The tea didn’t end there. Aspen recalled his first time interviewing Reese Witherspoon for her 2007 film Rendition, in which she starred opposite Jake Gyllenhaal.
At the time, Witherspoon had recently separated from her husband of seven years, Ryan Phillippe, and was rumoured to be dating Gyllenhaal.
“In the film, she played a mother, and so I asked her a question as a mother, I didn’t think that was particularly scandalous … And somewhere from the back in the dark, a voice comes, ‘Nelson move onto another question’,” Aspen said.
“I’m not TMZ digging around for dirt, I’m a nice guy, I’m a team player, so I tried again. And again, the voice in the background scolded me. I hate being scolded. I’m not a five-year-old.
“I finally gave up, I got up and left. You might get four minutes with Reese Witherspoon, I left after two.
“I would point out Reese and I made up for that rough start with several other interviews later where she couldn’t have been sweeter.”
Kevin Spacey and Stanley Tucci also both briefly made Aspen’s hit list.
In terms of his highlights, Aspen said Australian actor Hugh Jackman was one of the kindest stars in Hollywood, with Flaa agreeing the Wolverine actor was her “all time” favourite.

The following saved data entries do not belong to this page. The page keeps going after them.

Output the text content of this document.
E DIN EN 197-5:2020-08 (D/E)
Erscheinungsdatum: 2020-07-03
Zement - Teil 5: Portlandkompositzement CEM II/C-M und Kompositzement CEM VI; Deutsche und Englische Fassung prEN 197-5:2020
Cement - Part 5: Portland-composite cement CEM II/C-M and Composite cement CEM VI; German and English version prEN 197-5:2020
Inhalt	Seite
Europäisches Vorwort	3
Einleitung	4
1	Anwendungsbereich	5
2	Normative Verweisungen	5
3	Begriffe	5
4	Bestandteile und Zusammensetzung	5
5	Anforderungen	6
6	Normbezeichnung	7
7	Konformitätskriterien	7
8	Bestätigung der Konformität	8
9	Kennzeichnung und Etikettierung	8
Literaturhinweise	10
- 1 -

“I’ve interviewed him a thousand times. He’s the best,” Aspen said.
“I remember several junkets, he had a coffee company called The Laughing Man Coffee Shop. He would arrange to have a barista show up and wisely put the barista in the waiting room with the journalists. And he’d be like, ‘Hey everyone, are you enjoying your coffee?’
“But it was very clever PR, because it makes him look great, it makes us love him more, and it makes the whole experience fun for everybody. I wish every celebrity could be like Hugh.”
Elsewhere, Hollywood legend Tom Cruise earned a glowing shout-out, with Aspen dubbing him a “master”.
“When Tom Cruise is looking at you, you are just putty in his hands,” Aspen said.
“He fixes you with those eyes and smile and you’re in the palm of his hands. He’s amazing.”
Meryl Streep and Julie Andrews were also among Aspen’s favourites.
Aspen further dishes about his many years working in Hollywood in his new novel, Dancing Between the Raindrops: The Hollywood Years, which is on sale now.